As a strategy and performance management framework, the Balanced Scorecard (BSC) can help any organization—be it government, nonprofit, or for profit—manage its execution of strategy better.
Implementing the BSC isn’t just about determining your strategic objectives, figuring out what measures you are going to use to track your progress, and the implementing the initiatives aligned to those objectives.
It is about implementing the theory of your organization—the hypothesis implied by the investments you make to create or improve desired capabilities so that you can deliver results to your clients or customers. Along the way, you have to continually tweak the theory, making course corrections as you move forward based on what you have learned and what you believe will occur.
The Strategic Theory of Your Firm
That’s why the Balanced Scorecard is a great tool that enables any organization to follow what Todd Zenger advanced in his article, “What Is the Theory of Your Firm?” in the June 2013 issue of Harvard Business Review: “Theories define expectations about causal relationships. They enable counterfactual reasoning: If my theory accurately describes my world, then when I choose this, the following will occur. They are dynamic and can be updated on the basis of contract evidence or feedback.”
Three significant ways in which the BSC can help you better manage your organization’s strategy are:
- Enabling data-based decision making
- Setting and enforcing accountability
- Structuring regular strategic discussions
The Balanced Scorecard enables data-based decision making because it requires that each of your organization’s strategic objectives be tracked by at least one strategic measure–an indicator or regularly collected piece of data that can tell you whether you are making progress toward achieving that objective. Once you establish that measure, when you regularly collect and review the data, you can tell whether you are achieving the objective you set out for your organization.
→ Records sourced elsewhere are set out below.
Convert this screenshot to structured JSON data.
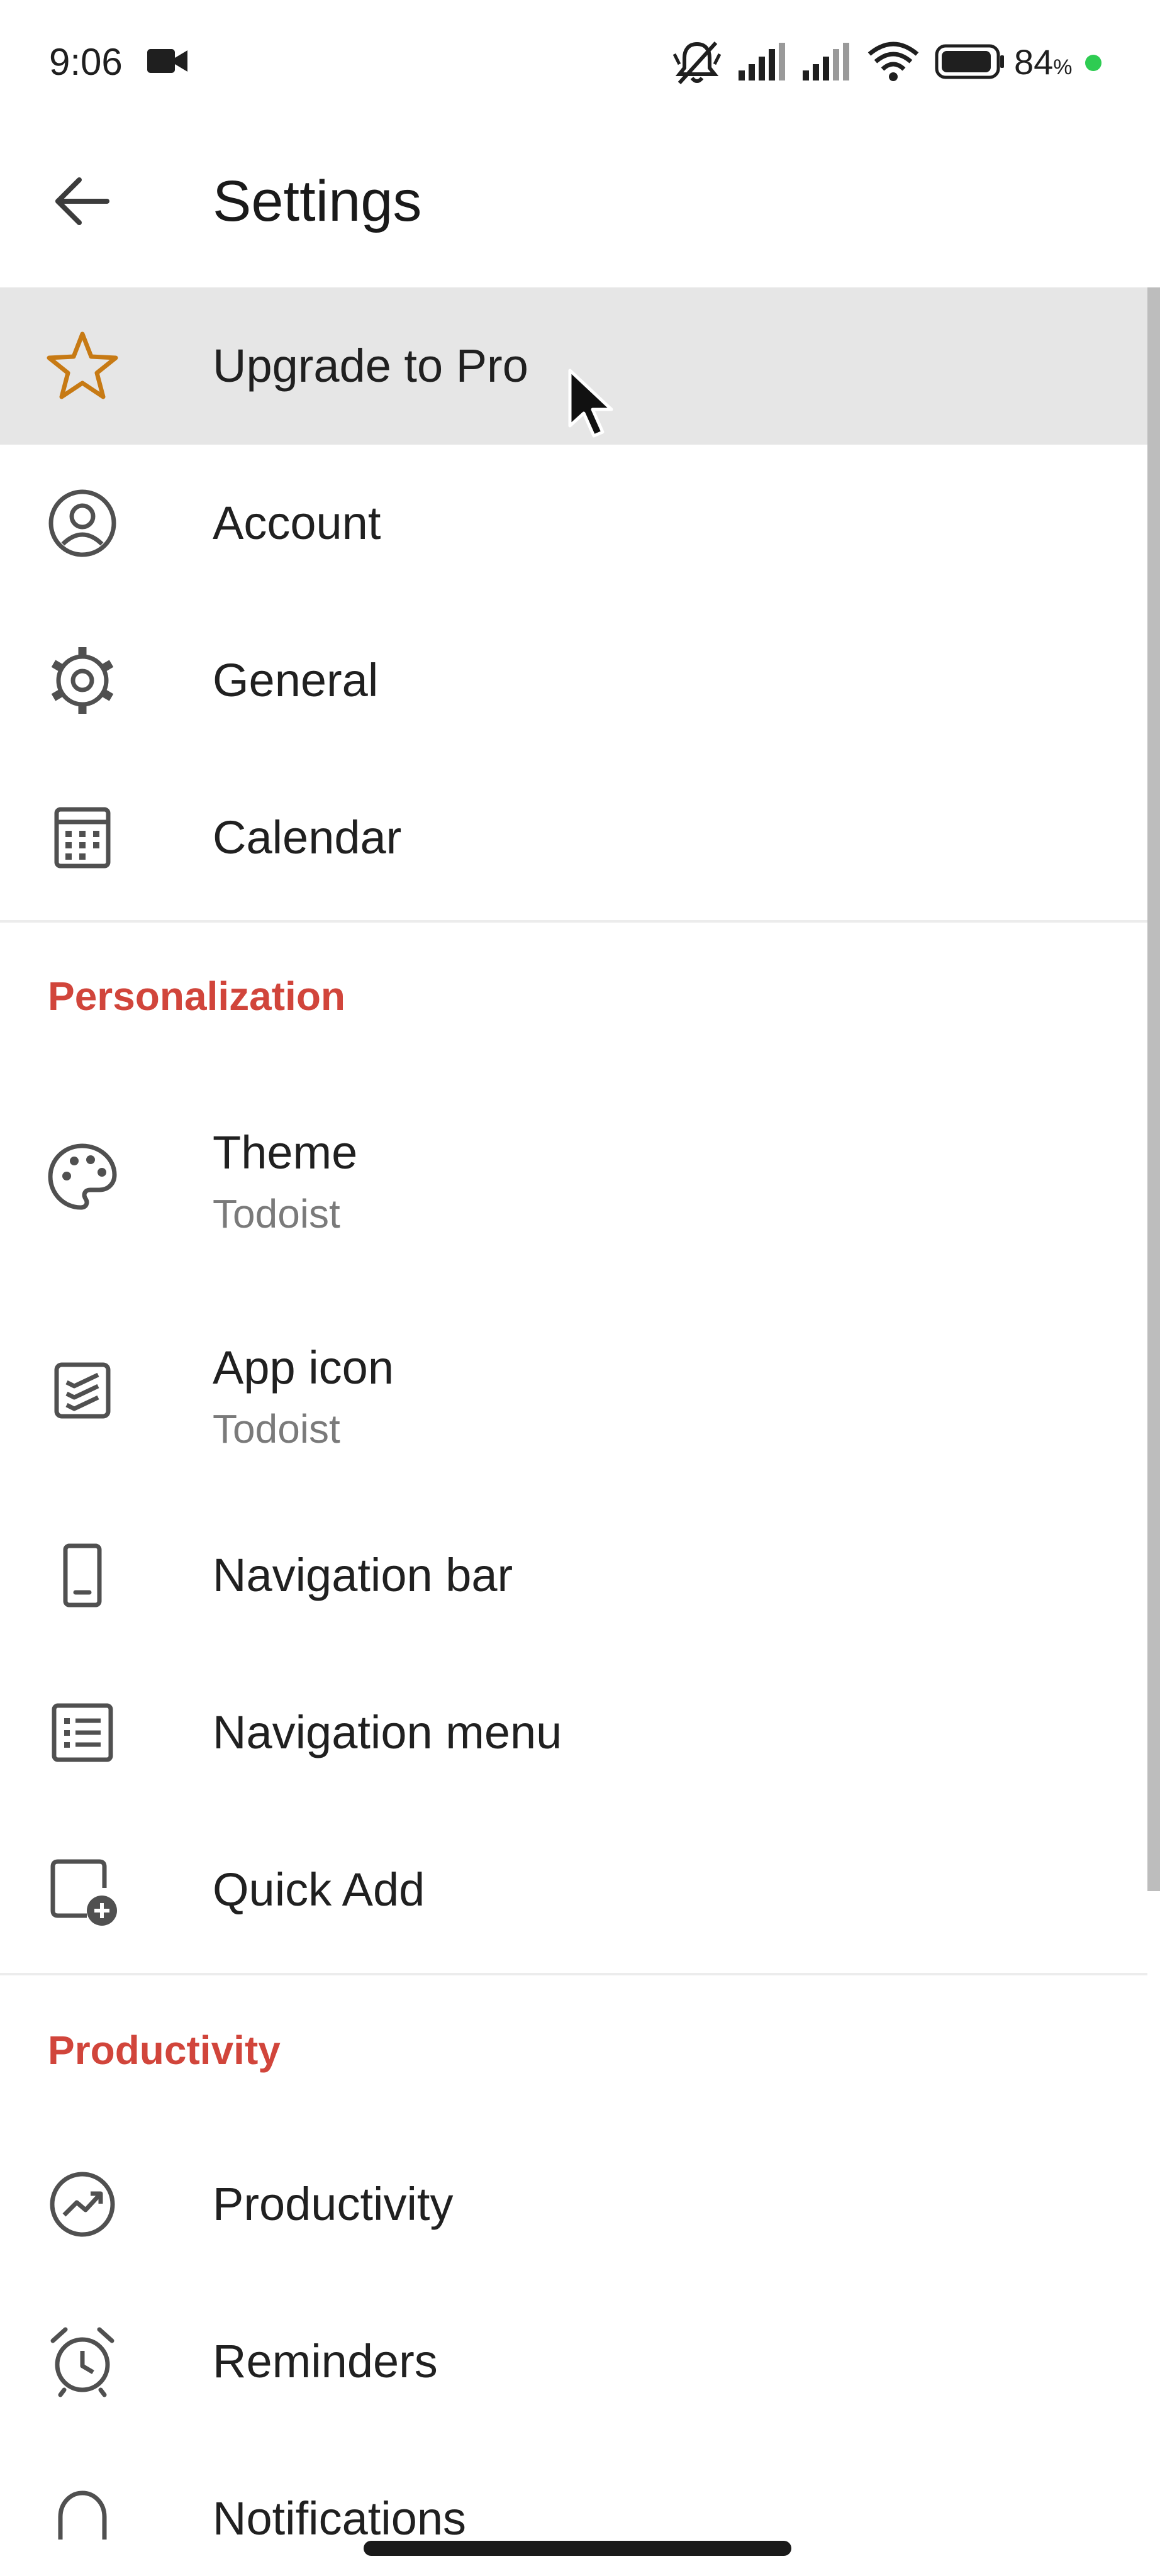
{
  "status_bar": {
    "time": "9:06",
    "battery_percent": "84",
    "battery_percent_sign": "%",
    "icons": [
      "video-camera-icon",
      "silent-mode-icon",
      "signal-icon",
      "signal-icon",
      "wifi-icon",
      "battery-icon"
    ],
    "privacy_dot_color": "#2ecc52"
  },
  "app_bar": {
    "title": "Settings",
    "back_icon": "back-arrow-icon"
  },
  "sections": {
    "personalization": "Personalization",
    "productivity": "Productivity"
  },
  "items": {
    "upgrade": {
      "label": "Upgrade to Pro",
      "icon": "star-icon"
    },
    "account": {
      "label": "Account",
      "icon": "account-circle-icon"
    },
    "general": {
      "label": "General",
      "icon": "gear-icon"
    },
    "calendar": {
      "label": "Calendar",
      "icon": "calendar-icon"
    },
    "theme": {
      "label": "Theme",
      "value": "Todoist",
      "icon": "palette-icon"
    },
    "app_icon": {
      "label": "App icon",
      "value": "Todoist",
      "icon": "app-icon-icon"
    },
    "navigation_bar": {
      "label": "Navigation bar",
      "icon": "phone-icon"
    },
    "navigation_menu": {
      "label": "Navigation menu",
      "icon": "list-icon"
    },
    "quick_add": {
      "label": "Quick Add",
      "icon": "quick-add-icon"
    },
    "productivity": {
      "label": "Productivity",
      "icon": "trend-icon"
    },
    "reminders": {
      "label": "Reminders",
      "icon": "alarm-icon"
    },
    "notifications": {
      "label": "Notifications",
      "icon": "bell-icon"
    }
  },
  "colors": {
    "accent": "#d1453b",
    "star": "#c77a14",
    "highlight": "#e6e6e6"
  }
}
Accountability for Implementing Your Strategy
While plenty of organizations say they talk about strategy regularly—and I don’t doubt that they do—one problem they often encounter is accountability. They talk about strategy and decides to take particular actions, but no one ever follows through because no one individual is ever really held accountable for those actions.
With the BSC, an individual is accountable for every objective on your strategy. Therefore, a decision made during discussion of any particular objective is, by default, assigned to that objective owner unless stated otherwise.
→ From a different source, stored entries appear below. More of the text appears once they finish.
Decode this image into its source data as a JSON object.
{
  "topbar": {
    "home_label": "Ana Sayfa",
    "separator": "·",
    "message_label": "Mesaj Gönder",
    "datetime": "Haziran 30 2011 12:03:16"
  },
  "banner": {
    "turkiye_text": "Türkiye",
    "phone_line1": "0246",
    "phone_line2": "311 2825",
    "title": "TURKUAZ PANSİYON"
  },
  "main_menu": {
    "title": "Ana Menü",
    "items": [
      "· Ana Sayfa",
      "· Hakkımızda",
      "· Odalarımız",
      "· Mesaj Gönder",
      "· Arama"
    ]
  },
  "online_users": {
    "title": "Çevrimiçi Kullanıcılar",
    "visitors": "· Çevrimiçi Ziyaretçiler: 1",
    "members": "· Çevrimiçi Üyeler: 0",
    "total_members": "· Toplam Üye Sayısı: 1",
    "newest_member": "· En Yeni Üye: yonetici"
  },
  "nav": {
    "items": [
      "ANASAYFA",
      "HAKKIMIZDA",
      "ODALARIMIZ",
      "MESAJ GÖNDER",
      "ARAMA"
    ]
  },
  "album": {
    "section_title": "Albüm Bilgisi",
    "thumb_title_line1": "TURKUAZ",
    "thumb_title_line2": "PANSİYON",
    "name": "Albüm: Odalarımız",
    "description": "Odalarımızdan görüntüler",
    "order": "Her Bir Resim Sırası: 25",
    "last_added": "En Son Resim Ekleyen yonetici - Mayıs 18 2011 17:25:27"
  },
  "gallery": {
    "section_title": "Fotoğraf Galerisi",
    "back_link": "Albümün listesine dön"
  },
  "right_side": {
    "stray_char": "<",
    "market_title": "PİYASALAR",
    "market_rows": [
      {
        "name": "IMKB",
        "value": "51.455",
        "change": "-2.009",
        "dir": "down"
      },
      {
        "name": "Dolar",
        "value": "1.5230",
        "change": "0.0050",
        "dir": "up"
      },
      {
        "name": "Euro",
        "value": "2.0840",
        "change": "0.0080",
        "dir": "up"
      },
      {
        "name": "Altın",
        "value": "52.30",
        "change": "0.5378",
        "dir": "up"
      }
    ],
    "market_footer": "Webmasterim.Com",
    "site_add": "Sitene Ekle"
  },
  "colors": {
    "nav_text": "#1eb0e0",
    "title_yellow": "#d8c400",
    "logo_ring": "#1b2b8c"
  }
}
A Structure for Discussing Your Strategy
Finally, the BSC provides your organization with a structure for discussing your strategy. This is one of the most underrated benefits of the framework. Organizations often struggle with how they should talk about strategy.
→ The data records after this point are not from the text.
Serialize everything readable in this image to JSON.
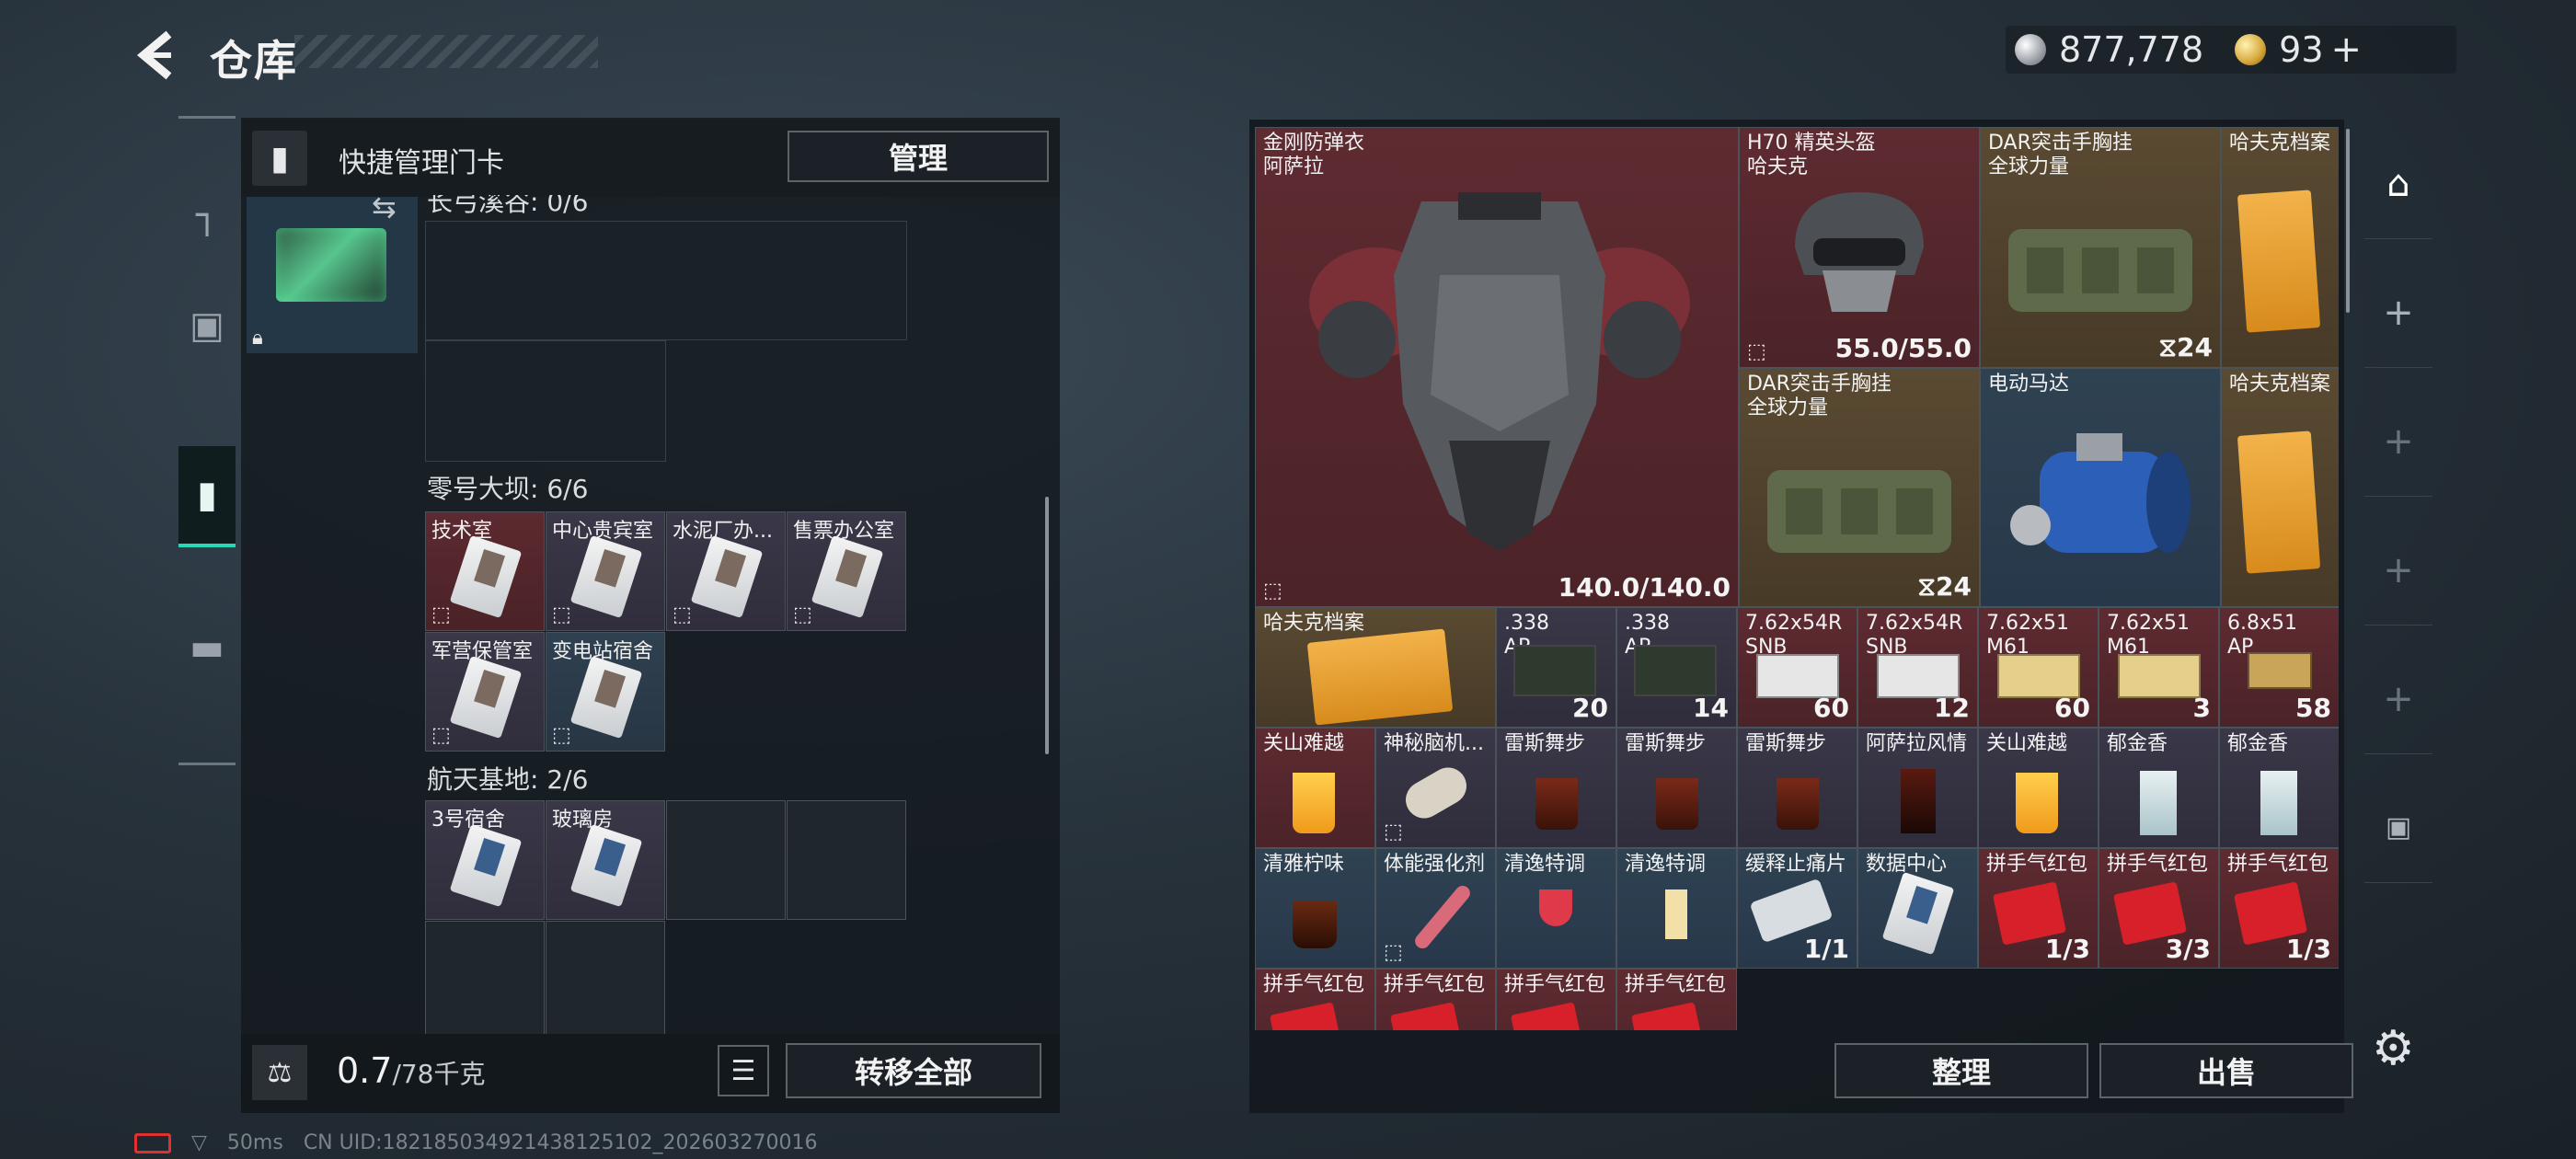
{
  "header": {
    "title": "仓库"
  },
  "currency": {
    "silver": "877,778",
    "gold": "93",
    "gold_plus": "+"
  },
  "left_nav": {
    "items": [
      "weapon",
      "armor",
      "keycard",
      "case"
    ],
    "active": "keycard"
  },
  "keycard_panel": {
    "title": "快捷管理门卡",
    "manage_label": "管理",
    "sections": [
      {
        "name": "长弓溪谷: 0/6",
        "cards": []
      },
      {
        "name": "零号大坝: 6/6",
        "cards": [
          "技术室",
          "中心贵宾室",
          "水泥厂办...",
          "售票办公室",
          "军营保管室",
          "变电站宿舍"
        ]
      },
      {
        "name": "航天基地: 2/6",
        "cards": [
          "3号宿舍",
          "玻璃房"
        ]
      }
    ]
  },
  "weight": {
    "value": "0.7",
    "capacity": "/78千克"
  },
  "transfer_label": "转移全部",
  "inventory": {
    "items": [
      {
        "name": "金刚防弹衣\n阿萨拉",
        "qty": "140.0/140.0"
      },
      {
        "name": "H70 精英头盔\n哈夫克",
        "qty": "55.0/55.0"
      },
      {
        "name": "DAR突击手胸挂\n全球力量",
        "qty": "24"
      },
      {
        "name": "哈夫克档案",
        "qty": ""
      },
      {
        "name": "DAR突击手胸挂\n全球力量",
        "qty": "24"
      },
      {
        "name": "电动马达",
        "qty": ""
      },
      {
        "name": "哈夫克档案",
        "qty": ""
      },
      {
        "name": "哈夫克档案",
        "qty": ""
      },
      {
        "name": ".338\nAP",
        "qty": "20"
      },
      {
        "name": ".338\nAP",
        "qty": "14"
      },
      {
        "name": "7.62x54R\nSNB",
        "qty": "60"
      },
      {
        "name": "7.62x54R\nSNB",
        "qty": "12"
      },
      {
        "name": "7.62x51\nM61",
        "qty": "60"
      },
      {
        "name": "7.62x51\nM61",
        "qty": "3"
      },
      {
        "name": "6.8x51\nAP",
        "qty": "58"
      },
      {
        "name": "关山难越",
        "qty": ""
      },
      {
        "name": "神秘脑机...",
        "qty": ""
      },
      {
        "name": "雷斯舞步",
        "qty": ""
      },
      {
        "name": "雷斯舞步",
        "qty": ""
      },
      {
        "name": "雷斯舞步",
        "qty": ""
      },
      {
        "name": "阿萨拉风情",
        "qty": ""
      },
      {
        "name": "关山难越",
        "qty": ""
      },
      {
        "name": "郁金香",
        "qty": ""
      },
      {
        "name": "郁金香",
        "qty": ""
      },
      {
        "name": "清雅柠味",
        "qty": ""
      },
      {
        "name": "体能强化剂",
        "qty": ""
      },
      {
        "name": "清逸特调",
        "qty": ""
      },
      {
        "name": "清逸特调",
        "qty": ""
      },
      {
        "name": "缓释止痛片",
        "qty": "1/1"
      },
      {
        "name": "数据中心",
        "qty": ""
      },
      {
        "name": "拼手气红包",
        "qty": "1/3"
      },
      {
        "name": "拼手气红包",
        "qty": "3/3"
      },
      {
        "name": "拼手气红包",
        "qty": "1/3"
      },
      {
        "name": "拼手气红包",
        "qty": ""
      },
      {
        "name": "拼手气红包",
        "qty": ""
      },
      {
        "name": "拼手气红包",
        "qty": ""
      },
      {
        "name": "拼手气红包",
        "qty": ""
      }
    ]
  },
  "actions": {
    "sort": "整理",
    "sell": "出售"
  },
  "status": {
    "ping": "50ms",
    "uid": "CN UID:18218503492143812510​2_202603270016"
  },
  "colors": {
    "accent": "#28d7b4",
    "rarity_red": "#5e2b31",
    "rarity_gold": "#5a4a32",
    "rarity_purple": "#3a3748",
    "rarity_blue": "#2f4252"
  }
}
The Balanced Scorecard provides organizations with a simple, coherent, and comprehensive structure for their strategic discussions. Simply discuss one strategic objective at a time and the measures and initiatives that are aligned to it.
Need an order or priority to organize the discussion? Start either at the top or bottom of your strategy map or red objectives first, then yellow, and then green. You can even experiment and see what works best for your organization. There is no right or wrong way to do it.